Nitrates: les bonnes intentions de la France ont convaincu Bruxelles

Le nitrate issus des produits utilisés par les agriculteurs pollue rivières et nappes phréatiques. [B Gilmour/Flickr]

Le nouveau programme d’action contre la pollution des nitrates a obtenu le feu vert de la Commission. Sans garantie pour les eaux de surface et souterraines. Un article de notre partenaire, le Journal de l’Environnement.

«Au terme de deux ans de réunions avec des représentants de la Commission et des représentants des organisations professionnelles, nous nous sommes mis d’accord sur un nouveau programme d’action, qui a été validé par Bruxelles cette semaine. Mais la sortie du contentieux européen ne devrait pas intervenir officiellement avant des semaines, voire des mois», affirme au JDLE Brice Huet, conseiller Développement durable du ministre de l’agriculture Stéphane Le Foll. Le ministère s’était félicité de cette future sortie dans un communiqué publié le 29 septembre.

Condamné par la Cour de justice de l’Union européenne (CJUE) le 4 septembre 2014, mais mis en demeure par la Commission européenne dès octobre 2011, le gouvernement a donc mis cinq ans pour corriger le tir et améliorer, sur le papier, la protection des eaux contre la pollution par les nitrates d’origine agricole. Les griefs étaient pourtant clairs: les périodes d’interdiction d’épandage étaient notamment jugées trop courtes ou absentes pour les grandes cultures plantées à l’automne, pour les prairies plantées depuis plus de six mois ou sur les sols gelés ou couverts de neige. La limite d’épandage de 170 kilogrammes d’azote par hectare n’était pas non plus garantie par la réglementation française.

>> Lire : La pollution des nitrates empoisonnera la France encore longtemps

Réponse à la CJUE

Mis en consultation entre le 4 et le 29 avril 2016, le nouveau texte applicable dans les zones vulnérables, qui modifie donc l’arrêté du 19 décembre 2011, applique à la lettre les commentaires de Bruxelles.

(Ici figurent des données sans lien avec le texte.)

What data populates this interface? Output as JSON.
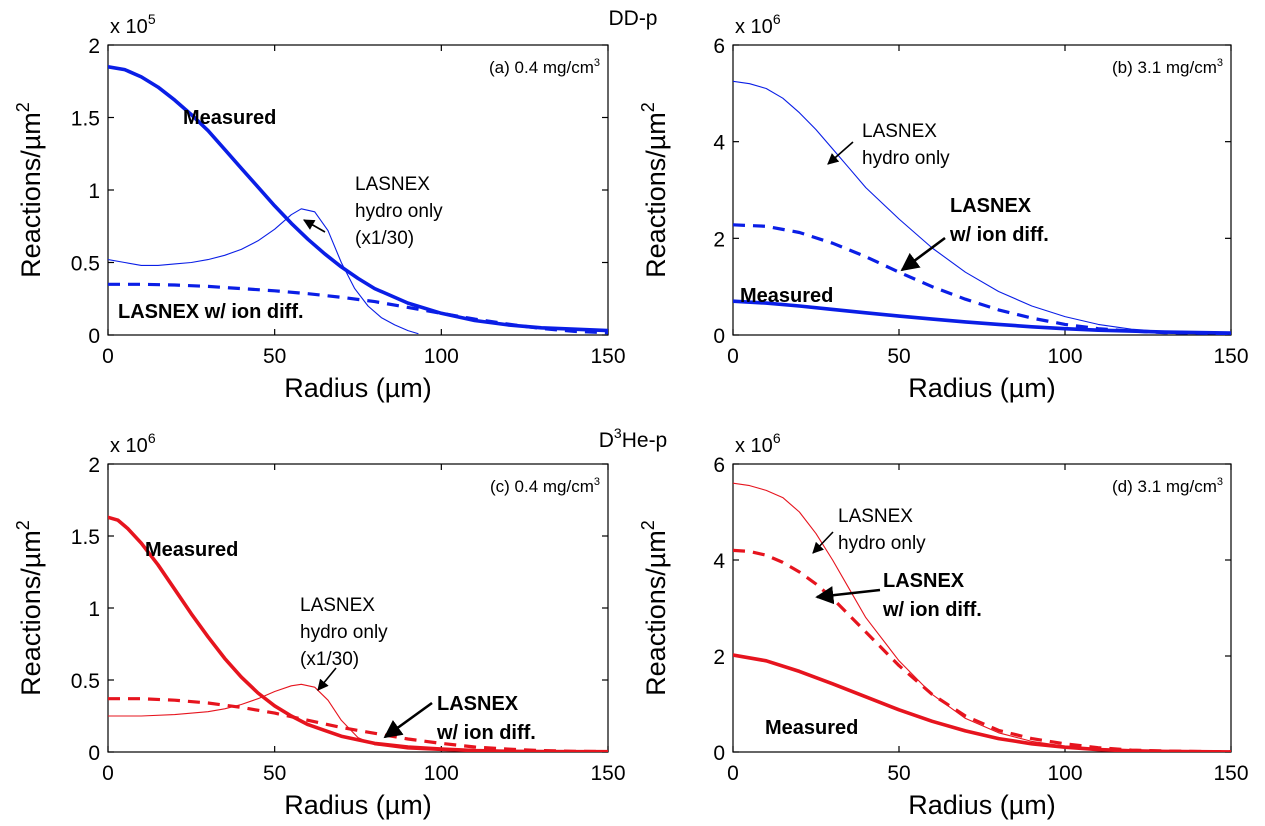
{
  "figure": {
    "row_titles": [
      {
        "id": "top",
        "text": "DD-p"
      },
      {
        "id": "bottom",
        "prefix": "D",
        "sup": "3",
        "suffix": "He-p"
      }
    ]
  },
  "colors": {
    "blue": "#0a1ee6",
    "red": "#e6141e"
  },
  "chart_data": [
    {
      "id": "a",
      "type": "line",
      "panel_label": "(a) 0.4 mg/cm",
      "panel_label_sup": "3",
      "xlabel": "Radius (µm)",
      "ylabel": "Reactions/µm",
      "ylabel_sup": "2",
      "y_multiplier": "x 10",
      "y_multiplier_exp": "5",
      "xlim": [
        0,
        150
      ],
      "ylim": [
        0,
        2
      ],
      "xticks": [
        0,
        50,
        100,
        150
      ],
      "yticks": [
        0,
        0.5,
        1,
        1.5,
        2
      ],
      "ytick_labels": [
        "0",
        "0.5",
        "1",
        "1.5",
        "2"
      ],
      "color": "blue",
      "series": [
        {
          "style": "thick-solid",
          "x": [
            0,
            5,
            10,
            15,
            20,
            25,
            30,
            35,
            40,
            45,
            50,
            55,
            60,
            65,
            70,
            75,
            80,
            90,
            100,
            110,
            120,
            130,
            140,
            150
          ],
          "y": [
            1.85,
            1.83,
            1.78,
            1.71,
            1.62,
            1.52,
            1.41,
            1.28,
            1.15,
            1.02,
            0.89,
            0.77,
            0.66,
            0.56,
            0.47,
            0.39,
            0.32,
            0.22,
            0.15,
            0.1,
            0.07,
            0.05,
            0.04,
            0.03
          ]
        },
        {
          "style": "dashed",
          "x": [
            0,
            10,
            20,
            30,
            40,
            50,
            60,
            70,
            80,
            90,
            100,
            110,
            120,
            130,
            140,
            150
          ],
          "y": [
            0.35,
            0.35,
            0.345,
            0.335,
            0.32,
            0.305,
            0.285,
            0.26,
            0.23,
            0.19,
            0.15,
            0.11,
            0.075,
            0.045,
            0.025,
            0.015
          ]
        },
        {
          "style": "thin-solid",
          "x": [
            0,
            5,
            10,
            15,
            20,
            25,
            30,
            35,
            40,
            45,
            50,
            55,
            58,
            62,
            66,
            70,
            74,
            78,
            82,
            86,
            90,
            93
          ],
          "y": [
            0.52,
            0.5,
            0.48,
            0.48,
            0.49,
            0.5,
            0.52,
            0.55,
            0.59,
            0.65,
            0.73,
            0.83,
            0.87,
            0.85,
            0.72,
            0.5,
            0.32,
            0.2,
            0.12,
            0.07,
            0.03,
            0.01
          ]
        }
      ],
      "annotations": [
        {
          "id": "measured",
          "lines": [
            "Measured"
          ],
          "bold": true
        },
        {
          "id": "hydro",
          "lines": [
            "LASNEX",
            "hydro only",
            "(x1/30)"
          ],
          "bold": false
        },
        {
          "id": "iondiff",
          "lines": [
            "LASNEX w/ ion diff."
          ],
          "bold": true
        }
      ]
    },
    {
      "id": "b",
      "type": "line",
      "panel_label": "(b) 3.1 mg/cm",
      "panel_label_sup": "3",
      "xlabel": "Radius (µm)",
      "ylabel": "Reactions/µm",
      "ylabel_sup": "2",
      "y_multiplier": "x 10",
      "y_multiplier_exp": "6",
      "xlim": [
        0,
        150
      ],
      "ylim": [
        0,
        6
      ],
      "xticks": [
        0,
        50,
        100,
        150
      ],
      "yticks": [
        0,
        2,
        4,
        6
      ],
      "ytick_labels": [
        "0",
        "2",
        "4",
        "6"
      ],
      "color": "blue",
      "series": [
        {
          "style": "thick-solid",
          "x": [
            0,
            10,
            20,
            30,
            40,
            50,
            60,
            70,
            80,
            90,
            100,
            110,
            120,
            130,
            140,
            150
          ],
          "y": [
            0.7,
            0.66,
            0.6,
            0.53,
            0.46,
            0.39,
            0.33,
            0.27,
            0.22,
            0.17,
            0.13,
            0.1,
            0.08,
            0.06,
            0.05,
            0.04
          ]
        },
        {
          "style": "dashed",
          "x": [
            0,
            10,
            20,
            30,
            40,
            50,
            60,
            70,
            80,
            90,
            100,
            110,
            120,
            130,
            140,
            150
          ],
          "y": [
            2.28,
            2.25,
            2.12,
            1.9,
            1.62,
            1.3,
            1.0,
            0.74,
            0.52,
            0.35,
            0.22,
            0.13,
            0.08,
            0.05,
            0.04,
            0.03
          ]
        },
        {
          "style": "thin-solid",
          "x": [
            0,
            5,
            10,
            15,
            20,
            25,
            30,
            35,
            40,
            50,
            60,
            70,
            80,
            90,
            100,
            110,
            120,
            130,
            140,
            150
          ],
          "y": [
            5.25,
            5.2,
            5.1,
            4.9,
            4.6,
            4.25,
            3.85,
            3.45,
            3.05,
            2.4,
            1.8,
            1.3,
            0.9,
            0.6,
            0.38,
            0.22,
            0.12,
            0.07,
            0.05,
            0.04
          ]
        }
      ],
      "annotations": [
        {
          "id": "measured",
          "lines": [
            "Measured"
          ],
          "bold": true
        },
        {
          "id": "hydro",
          "lines": [
            "LASNEX",
            "hydro only"
          ],
          "bold": false
        },
        {
          "id": "iondiff",
          "lines": [
            "LASNEX",
            "w/ ion diff."
          ],
          "bold": true
        }
      ]
    },
    {
      "id": "c",
      "type": "line",
      "panel_label": "(c) 0.4 mg/cm",
      "panel_label_sup": "3",
      "xlabel": "Radius (µm)",
      "ylabel": "Reactions/µm",
      "ylabel_sup": "2",
      "y_multiplier": "x 10",
      "y_multiplier_exp": "6",
      "xlim": [
        0,
        150
      ],
      "ylim": [
        0,
        2
      ],
      "xticks": [
        0,
        50,
        100,
        150
      ],
      "yticks": [
        0,
        0.5,
        1,
        1.5,
        2
      ],
      "ytick_labels": [
        "0",
        "0.5",
        "1",
        "1.5",
        "2"
      ],
      "color": "red",
      "series": [
        {
          "style": "thick-solid",
          "x": [
            0,
            3,
            6,
            10,
            15,
            20,
            25,
            30,
            35,
            40,
            45,
            50,
            55,
            60,
            65,
            70,
            80,
            90,
            100,
            110,
            120,
            130,
            140,
            150
          ],
          "y": [
            1.63,
            1.61,
            1.55,
            1.45,
            1.3,
            1.13,
            0.96,
            0.8,
            0.65,
            0.52,
            0.41,
            0.32,
            0.25,
            0.19,
            0.15,
            0.11,
            0.06,
            0.035,
            0.02,
            0.01,
            0.005,
            0.003,
            0.002,
            0.002
          ]
        },
        {
          "style": "dashed",
          "x": [
            0,
            10,
            20,
            30,
            40,
            50,
            60,
            70,
            80,
            90,
            100,
            110,
            120,
            130,
            140,
            150
          ],
          "y": [
            0.37,
            0.37,
            0.36,
            0.34,
            0.31,
            0.27,
            0.22,
            0.17,
            0.13,
            0.09,
            0.06,
            0.035,
            0.02,
            0.01,
            0.005,
            0.003
          ]
        },
        {
          "style": "thin-solid",
          "x": [
            0,
            10,
            20,
            30,
            35,
            40,
            45,
            50,
            55,
            58,
            62,
            66,
            70,
            75,
            80,
            90,
            100,
            110,
            120,
            130,
            140,
            150
          ],
          "y": [
            0.25,
            0.25,
            0.26,
            0.28,
            0.3,
            0.33,
            0.37,
            0.42,
            0.46,
            0.47,
            0.45,
            0.36,
            0.22,
            0.1,
            0.05,
            0.02,
            0.01,
            0.005,
            0.003,
            0.002,
            0.001,
            0.001
          ]
        }
      ],
      "annotations": [
        {
          "id": "measured",
          "lines": [
            "Measured"
          ],
          "bold": true
        },
        {
          "id": "hydro",
          "lines": [
            "LASNEX",
            "hydro only",
            "(x1/30)"
          ],
          "bold": false
        },
        {
          "id": "iondiff",
          "lines": [
            "LASNEX",
            "w/ ion diff."
          ],
          "bold": true
        }
      ]
    },
    {
      "id": "d",
      "type": "line",
      "panel_label": "(d) 3.1 mg/cm",
      "panel_label_sup": "3",
      "xlabel": "Radius (µm)",
      "ylabel": "Reactions/µm",
      "ylabel_sup": "2",
      "y_multiplier": "x 10",
      "y_multiplier_exp": "6",
      "xlim": [
        0,
        150
      ],
      "ylim": [
        0,
        6
      ],
      "xticks": [
        0,
        50,
        100,
        150
      ],
      "yticks": [
        0,
        2,
        4,
        6
      ],
      "ytick_labels": [
        "0",
        "2",
        "4",
        "6"
      ],
      "color": "red",
      "series": [
        {
          "style": "thick-solid",
          "x": [
            0,
            10,
            20,
            30,
            40,
            50,
            60,
            70,
            80,
            90,
            100,
            110,
            120,
            130,
            140,
            150
          ],
          "y": [
            2.02,
            1.9,
            1.68,
            1.42,
            1.15,
            0.88,
            0.64,
            0.44,
            0.28,
            0.17,
            0.1,
            0.05,
            0.025,
            0.012,
            0.006,
            0.003
          ]
        },
        {
          "style": "dashed",
          "x": [
            0,
            5,
            10,
            15,
            20,
            25,
            30,
            35,
            40,
            50,
            60,
            70,
            80,
            90,
            100,
            110,
            120,
            130,
            140,
            150
          ],
          "y": [
            4.2,
            4.18,
            4.1,
            3.95,
            3.75,
            3.5,
            3.2,
            2.85,
            2.5,
            1.8,
            1.2,
            0.75,
            0.45,
            0.28,
            0.17,
            0.09,
            0.04,
            0.02,
            0.01,
            0.005
          ]
        },
        {
          "style": "thin-solid",
          "x": [
            0,
            5,
            10,
            15,
            20,
            25,
            30,
            35,
            40,
            50,
            60,
            70,
            80,
            90,
            100,
            110,
            120,
            130,
            140,
            150
          ],
          "y": [
            5.6,
            5.55,
            5.45,
            5.3,
            5.0,
            4.55,
            4.0,
            3.4,
            2.8,
            1.9,
            1.2,
            0.7,
            0.4,
            0.22,
            0.12,
            0.06,
            0.03,
            0.015,
            0.008,
            0.004
          ]
        }
      ],
      "annotations": [
        {
          "id": "measured",
          "lines": [
            "Measured"
          ],
          "bold": true
        },
        {
          "id": "hydro",
          "lines": [
            "LASNEX",
            "hydro only"
          ],
          "bold": false
        },
        {
          "id": "iondiff",
          "lines": [
            "LASNEX",
            "w/ ion diff."
          ],
          "bold": true
        }
      ]
    }
  ]
}
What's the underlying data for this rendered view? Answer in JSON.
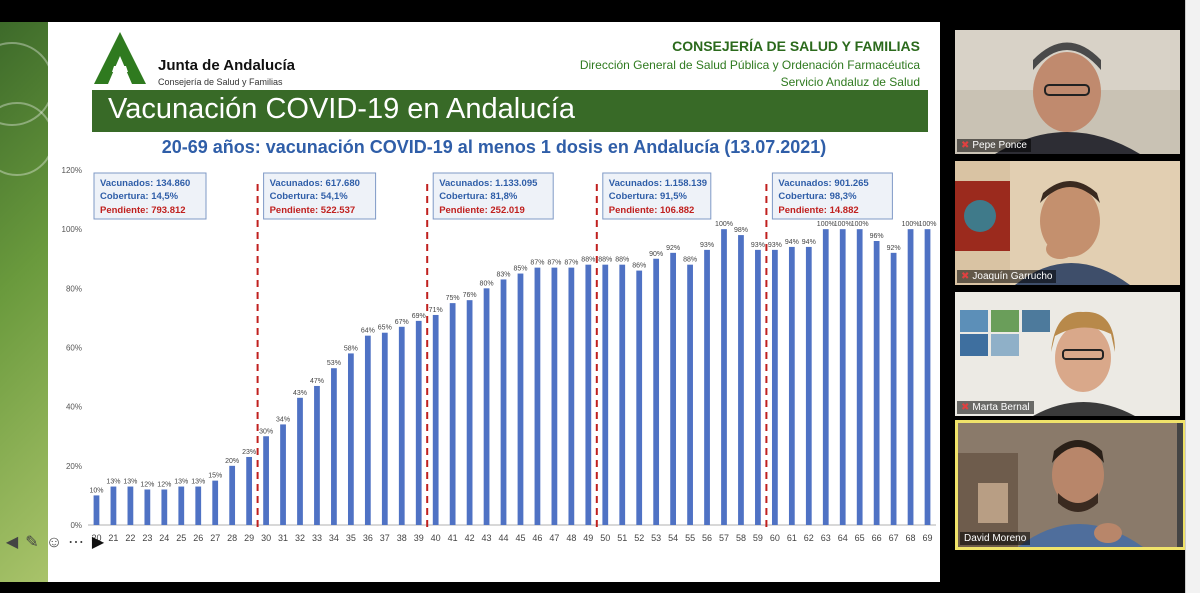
{
  "slide": {
    "logo_title": "Junta de Andalucía",
    "logo_subtitle": "Consejería de Salud y Familias",
    "header_line1": "CONSEJERÍA DE SALUD Y FAMILIAS",
    "header_line2": "Dirección General de Salud Pública y Ordenación Farmacéutica",
    "header_line3": "Servicio Andaluz de Salud",
    "title": "Vacunación COVID-19 en Andalucía",
    "chart_title": "20-69 años: vacunación COVID-19 al menos 1 dosis en Andalucía (13.07.2021)"
  },
  "colors": {
    "bar": "#4f72c4",
    "divider": "#c0201e",
    "title_bar": "#386a27",
    "chart_title": "#2f5ea8",
    "pending_text": "#c0201e",
    "box_text": "#2f5ea8"
  },
  "chart_data": {
    "type": "bar",
    "title": "20-69 años: vacunación COVID-19 al menos 1 dosis en Andalucía (13.07.2021)",
    "xlabel": "",
    "ylabel": "",
    "ylim": [
      0,
      120
    ],
    "yticks": [
      "0%",
      "20%",
      "40%",
      "60%",
      "80%",
      "100%",
      "120%"
    ],
    "grid": false,
    "categories": [
      "20",
      "21",
      "22",
      "23",
      "24",
      "25",
      "26",
      "27",
      "28",
      "29",
      "30",
      "31",
      "32",
      "33",
      "34",
      "35",
      "36",
      "37",
      "38",
      "39",
      "40",
      "41",
      "42",
      "43",
      "44",
      "45",
      "46",
      "47",
      "48",
      "49",
      "50",
      "51",
      "52",
      "53",
      "54",
      "55",
      "56",
      "57",
      "58",
      "59",
      "60",
      "61",
      "62",
      "63",
      "64",
      "65",
      "66",
      "67",
      "68",
      "69"
    ],
    "values": [
      10,
      13,
      13,
      12,
      12,
      13,
      13,
      15,
      20,
      23,
      30,
      34,
      43,
      47,
      53,
      58,
      64,
      65,
      67,
      69,
      71,
      75,
      76,
      80,
      83,
      85,
      87,
      87,
      87,
      88,
      88,
      88,
      86,
      90,
      92,
      88,
      93,
      100,
      98,
      93,
      93,
      94,
      94,
      100,
      100,
      100,
      96,
      92,
      100,
      100
    ],
    "labels": [
      "10%",
      "13%",
      "13%",
      "12%",
      "12%",
      "13%",
      "13%",
      "15%",
      "20%",
      "23%",
      "30%",
      "34%",
      "43%",
      "47%",
      "53%",
      "58%",
      "64%",
      "65%",
      "67%",
      "69%",
      "71%",
      "75%",
      "76%",
      "80%",
      "83%",
      "85%",
      "87%",
      "87%",
      "87%",
      "88%",
      "88%",
      "88%",
      "86%",
      "90%",
      "92%",
      "88%",
      "93%",
      "100%",
      "98%",
      "93%",
      "93%",
      "94%",
      "94%",
      "100%",
      "100%",
      "100%",
      "96%",
      "92%",
      "100%",
      "100%"
    ],
    "group_boxes": [
      {
        "vacunados": "Vacunados: 134.860",
        "cobertura": "Cobertura: 14,5%",
        "pendiente": "Pendiente: 793.812"
      },
      {
        "vacunados": "Vacunados: 617.680",
        "cobertura": "Cobertura: 54,1%",
        "pendiente": "Pendiente: 522.537"
      },
      {
        "vacunados": "Vacunados: 1.133.095",
        "cobertura": "Cobertura: 81,8%",
        "pendiente": "Pendiente: 252.019"
      },
      {
        "vacunados": "Vacunados: 1.158.139",
        "cobertura": "Cobertura: 91,5%",
        "pendiente": "Pendiente: 106.882"
      },
      {
        "vacunados": "Vacunados: 901.265",
        "cobertura": "Cobertura: 98,3%",
        "pendiente": "Pendiente: 14.882"
      }
    ]
  },
  "participants": [
    {
      "name": "Pepe Ponce",
      "muted": true,
      "active": false
    },
    {
      "name": "Joaquín Garrucho",
      "muted": true,
      "active": false
    },
    {
      "name": "Marta Bernal",
      "muted": true,
      "active": false
    },
    {
      "name": "David Moreno",
      "muted": false,
      "active": true
    }
  ],
  "nav_icons": [
    "arrow-left-icon",
    "pen-icon",
    "subtitle-icon",
    "more-icon",
    "arrow-right-icon"
  ]
}
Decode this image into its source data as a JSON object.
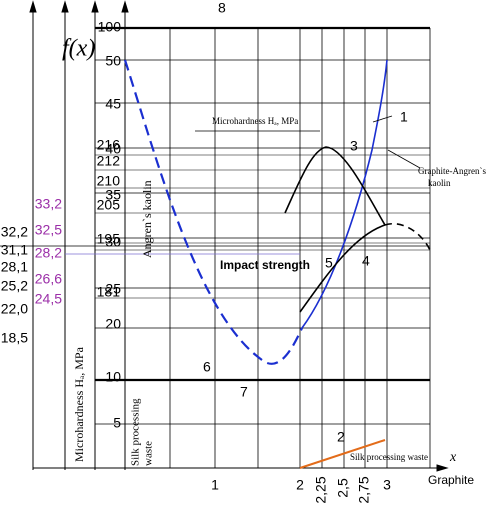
{
  "title": "f(x)",
  "top_label": "8",
  "scales": {
    "main": [
      "100",
      "50",
      "45",
      "40",
      "35",
      "30",
      "25",
      "20",
      "10",
      "5"
    ],
    "microhardness": [
      "216",
      "212",
      "210",
      "205",
      "195",
      "181"
    ],
    "third": [
      "33,2",
      "32,5",
      "28,2",
      "26,6",
      "24,5"
    ],
    "left": [
      "32,2",
      "31,1",
      "28,1",
      "25,2",
      "22,0",
      "18,5"
    ]
  },
  "axis_titles": {
    "microhardness": "Microhardness Hₐ, MPa",
    "kaolin": "Angren`s kaolin",
    "silk": [
      "Silk processing",
      "waste"
    ]
  },
  "x_axis": {
    "labels": [
      "1",
      "2",
      "2,25",
      "2,5",
      "2,75",
      "3"
    ],
    "symbol": "x",
    "title": "Graphite"
  },
  "curve_labels": [
    "1",
    "2",
    "3",
    "4",
    "5",
    "6",
    "7"
  ],
  "annotations": {
    "microhardness": "Microhardness Hₐ, MPa",
    "graphite_kaolin": [
      "Graphite-Angren`s",
      "kaolin"
    ],
    "impact": "Impact strength",
    "silk": "Silk processing waste"
  }
}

Pour éviter une amende de 20 millions d’euros, il interdit en toutes lettres tout épandage sur sol enneigé ou gelé, ainsi que sur les sols en forte pente dans les 100 premiers mètres à proximité des cours d’eau.

Cette méthode avait déjà permis au gouvernement de rentrer dans les clous en matière de désignation de zones vulnérables, après la condamnation de la CJUE en juin 2013. Sans pour autant garantir une baisse des concentrations de nitrates dans les eaux de surface ou dans les nappes phréatiques.

>> Lire : Manuel Valls remet en cause la directive nitrates

« De bonnes intentions »

«Ces mesurettes représentent de bonnes intentions mais les effets seront plus que limités. Qu’est-ce qui prouve que les agriculteurs vont changer leurs pratiques alors qu’ils restent soumis à de fortes pressions économiques, et notamment au cours mondial du blé ? C’est le modèle agricole qui doit être remis en cause, au profit de petites exploitations utilisant moins, voire aucun intrant, et qui s’inscrivent dans des circuits courts», réagit Bernard Rousseau, responsable des politiques de l’eau à France Nature Environnement.